In definitiva, è così importante ridurre la durata degli anni di studio? Per rispondere, occorrerebbe forse preliminarmente chiedersi perché gli studenti dovrebbero finire prima gli studi. Per andare dove? All’Università? E chi non vuole studiare? A lavorare? E chi non lo trova proprio, un lavoro? Al riguardo, basterebbe studiarsi le statistiche della disoccupazione giovanile. Oppure, forse questo sì, all’estero, come buona parte dei giovani connazionali è spinta a fare (e anche i pensionati, tra l’altro)?

Si faccia pure, ma per cortesia ci si ponga anche altre domande, queste sì fondamentali: che cosa si imparerà a fare, in questa scuola? Quali contenuti? Quali competenze? E come verificheremo che funzioni? E come prepareremo gli insegnanti? Come correggeremo gli errori?
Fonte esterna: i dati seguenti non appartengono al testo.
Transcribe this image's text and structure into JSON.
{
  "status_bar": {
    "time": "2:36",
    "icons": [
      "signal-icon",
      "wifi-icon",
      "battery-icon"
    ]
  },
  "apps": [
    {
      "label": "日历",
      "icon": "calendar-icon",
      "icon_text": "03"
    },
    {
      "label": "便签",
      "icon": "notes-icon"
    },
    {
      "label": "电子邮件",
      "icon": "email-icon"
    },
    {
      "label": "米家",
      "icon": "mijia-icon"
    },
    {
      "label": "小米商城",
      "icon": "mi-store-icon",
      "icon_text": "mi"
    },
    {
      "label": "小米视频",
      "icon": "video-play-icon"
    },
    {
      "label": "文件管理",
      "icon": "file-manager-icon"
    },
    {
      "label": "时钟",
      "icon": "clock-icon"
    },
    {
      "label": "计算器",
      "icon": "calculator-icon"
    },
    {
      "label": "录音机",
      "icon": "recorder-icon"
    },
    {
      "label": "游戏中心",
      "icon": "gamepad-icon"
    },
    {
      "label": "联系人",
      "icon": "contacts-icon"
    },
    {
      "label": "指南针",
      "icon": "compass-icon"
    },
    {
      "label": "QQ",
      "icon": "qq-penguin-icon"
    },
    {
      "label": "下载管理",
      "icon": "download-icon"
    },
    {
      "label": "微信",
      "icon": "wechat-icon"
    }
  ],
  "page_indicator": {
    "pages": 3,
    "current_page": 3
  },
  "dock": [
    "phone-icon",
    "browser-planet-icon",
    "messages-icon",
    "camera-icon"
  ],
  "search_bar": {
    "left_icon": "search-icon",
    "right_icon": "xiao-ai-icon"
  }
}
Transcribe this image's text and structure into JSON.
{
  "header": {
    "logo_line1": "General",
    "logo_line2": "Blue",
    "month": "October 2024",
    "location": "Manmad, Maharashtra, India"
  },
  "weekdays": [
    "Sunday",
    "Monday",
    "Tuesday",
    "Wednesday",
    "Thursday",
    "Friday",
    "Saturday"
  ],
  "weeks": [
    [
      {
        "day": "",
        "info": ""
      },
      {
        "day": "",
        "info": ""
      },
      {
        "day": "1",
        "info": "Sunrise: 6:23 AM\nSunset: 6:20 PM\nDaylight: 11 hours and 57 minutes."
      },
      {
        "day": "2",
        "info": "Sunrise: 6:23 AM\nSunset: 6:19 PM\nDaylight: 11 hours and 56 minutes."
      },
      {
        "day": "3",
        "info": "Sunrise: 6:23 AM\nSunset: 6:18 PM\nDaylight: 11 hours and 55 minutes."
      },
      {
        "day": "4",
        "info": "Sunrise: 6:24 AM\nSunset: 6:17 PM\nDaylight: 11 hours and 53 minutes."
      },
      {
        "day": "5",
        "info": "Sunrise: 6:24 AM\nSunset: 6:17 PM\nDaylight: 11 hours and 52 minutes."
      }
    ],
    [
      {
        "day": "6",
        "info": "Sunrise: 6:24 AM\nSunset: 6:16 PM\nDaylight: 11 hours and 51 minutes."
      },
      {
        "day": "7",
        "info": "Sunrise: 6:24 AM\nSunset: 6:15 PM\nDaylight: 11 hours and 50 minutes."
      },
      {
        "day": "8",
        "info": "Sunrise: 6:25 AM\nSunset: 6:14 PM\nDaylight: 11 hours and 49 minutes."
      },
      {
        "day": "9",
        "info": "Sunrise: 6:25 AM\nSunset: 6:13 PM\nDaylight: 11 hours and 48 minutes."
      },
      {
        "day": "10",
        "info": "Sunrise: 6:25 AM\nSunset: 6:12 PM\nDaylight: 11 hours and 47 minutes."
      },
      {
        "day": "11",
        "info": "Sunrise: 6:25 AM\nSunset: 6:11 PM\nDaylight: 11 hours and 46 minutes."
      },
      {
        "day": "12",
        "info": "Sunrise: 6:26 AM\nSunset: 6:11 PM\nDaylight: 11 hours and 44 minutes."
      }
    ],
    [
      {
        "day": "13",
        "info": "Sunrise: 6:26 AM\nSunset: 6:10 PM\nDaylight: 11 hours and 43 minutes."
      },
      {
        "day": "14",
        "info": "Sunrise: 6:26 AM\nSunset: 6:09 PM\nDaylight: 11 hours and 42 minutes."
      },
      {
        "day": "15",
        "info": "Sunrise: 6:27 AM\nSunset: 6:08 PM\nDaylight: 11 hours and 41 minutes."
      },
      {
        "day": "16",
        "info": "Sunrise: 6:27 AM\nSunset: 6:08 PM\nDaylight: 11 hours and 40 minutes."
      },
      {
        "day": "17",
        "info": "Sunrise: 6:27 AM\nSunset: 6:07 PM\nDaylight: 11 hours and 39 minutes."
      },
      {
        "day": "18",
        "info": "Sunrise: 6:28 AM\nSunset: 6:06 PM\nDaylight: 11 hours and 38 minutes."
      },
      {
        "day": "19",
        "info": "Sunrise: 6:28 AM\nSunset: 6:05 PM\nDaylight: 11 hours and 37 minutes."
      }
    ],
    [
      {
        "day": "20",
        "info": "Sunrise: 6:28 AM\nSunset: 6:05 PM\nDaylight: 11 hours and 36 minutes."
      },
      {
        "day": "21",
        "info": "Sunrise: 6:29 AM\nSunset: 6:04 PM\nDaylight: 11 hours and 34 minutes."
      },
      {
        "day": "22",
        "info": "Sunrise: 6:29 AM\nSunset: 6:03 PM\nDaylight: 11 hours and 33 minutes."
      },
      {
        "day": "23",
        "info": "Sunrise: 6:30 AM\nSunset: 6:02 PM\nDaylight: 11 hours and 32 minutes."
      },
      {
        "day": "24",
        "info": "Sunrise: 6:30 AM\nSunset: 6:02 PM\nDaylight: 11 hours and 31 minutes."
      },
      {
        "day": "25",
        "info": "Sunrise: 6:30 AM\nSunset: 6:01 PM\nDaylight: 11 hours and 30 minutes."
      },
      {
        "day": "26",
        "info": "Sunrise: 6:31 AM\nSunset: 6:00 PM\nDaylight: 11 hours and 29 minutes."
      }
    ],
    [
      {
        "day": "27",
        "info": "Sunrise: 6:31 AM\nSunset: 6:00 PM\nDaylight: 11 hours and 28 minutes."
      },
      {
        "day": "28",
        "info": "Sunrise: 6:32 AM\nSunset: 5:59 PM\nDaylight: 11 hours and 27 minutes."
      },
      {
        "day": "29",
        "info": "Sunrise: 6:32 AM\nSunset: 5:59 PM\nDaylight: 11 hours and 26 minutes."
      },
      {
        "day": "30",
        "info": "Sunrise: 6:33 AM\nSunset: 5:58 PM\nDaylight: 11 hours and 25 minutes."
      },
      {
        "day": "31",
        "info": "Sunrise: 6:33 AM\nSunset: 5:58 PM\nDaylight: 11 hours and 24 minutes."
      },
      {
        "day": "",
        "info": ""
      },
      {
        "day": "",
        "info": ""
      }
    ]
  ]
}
Allora il discorso torni sulla valutazione della preparazione degli studenti e degli insegnanti, che è stata a lungo boicottata (in quanto frutto di una mentalità “autoritaria e aziendalistica”) da gruppi di studenti e di insegnanti ideologizzati (a prescindere dal fatto che sia realizzata più o meno bene).

Sappiamo cosa dobbiamo fare, non distraiamoci, per cortesia.